Hi All,
This is probably a very basic statistics question. I am looking at the moment to check if a feature i have in my dataset would make a good attribute for trying to predict a binary outcome. I have read about correspondence analysis which seems useful for when you have lots of factors however I am currently looking at chi^2 analysis using permutation
I want to check if there is an association between my variable and the binary outcome I'm trying to predict. To this end I have set up the example below where i am trying to see if there is an association between the sex of a student and what school they go to.

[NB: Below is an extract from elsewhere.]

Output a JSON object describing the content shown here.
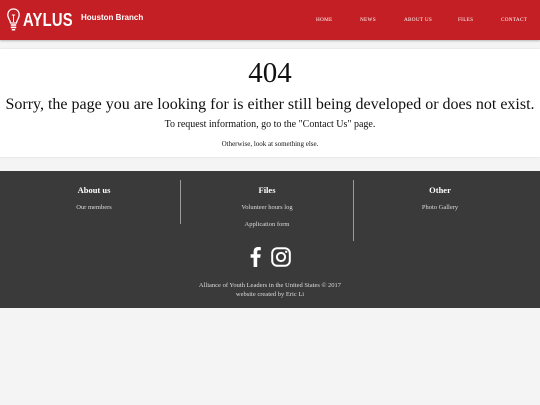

This is obviously a nonsense example.
My understanding of permutation analysis is as follows (with respect to chi squared test)
- Generate the chi squared statistic against my data
- Generate permutations by perturbing one of the columns so there is now a random association between the two columns
- After each permutation generate my test statistic
- Visualize to inspect the results
- A p value can be obtained by getting the proportion of test results from the perturbed data that were greater than my test statistic
Using the below as an example I have a couple of questions
Why does my p-value for the mathematical method differ so greatly from the computational method
How do I interpret the probability generated from the last line
library(lavaan)
library(infer)
library(tidyverse)
library(janitor)
mydf <- HolzingerSwineford1939 %>%
mutate(sex = ifelse(sex==1, 'M', 'F'))
# Step 1 is to calculate your test statistic
# Check for Chi.test that proportions are the same
# Checking to see if there is no relationship between the rows and the columns
tabyl(mydf, school, sex)
actual_score <- mydf %>% chisq_test(school ~ sex)
# The categories are independant
actual_score
# Step 2 Permutate 5000 chi scores
chisq_null <- mydf %>%
specify(school ~ sex, success = 'Pasteur') %>% # alt: response = origin, explanatory = season
hypothesize(null = "independence") %>%
generate(reps = 5000, type = "permute") %>%
calculate(stat = "Chisq", order = c("M", "F"))
# Visualize - This is very slow and takes a while to visualise
visualize(chisq_null, method = "both", obs_stat = actual_score$statistic, direction = "greater")
# Attempt to get the p_value from the permutations
chisq_null %>% summarise(p_val = mean(stat > actual_score$statistic))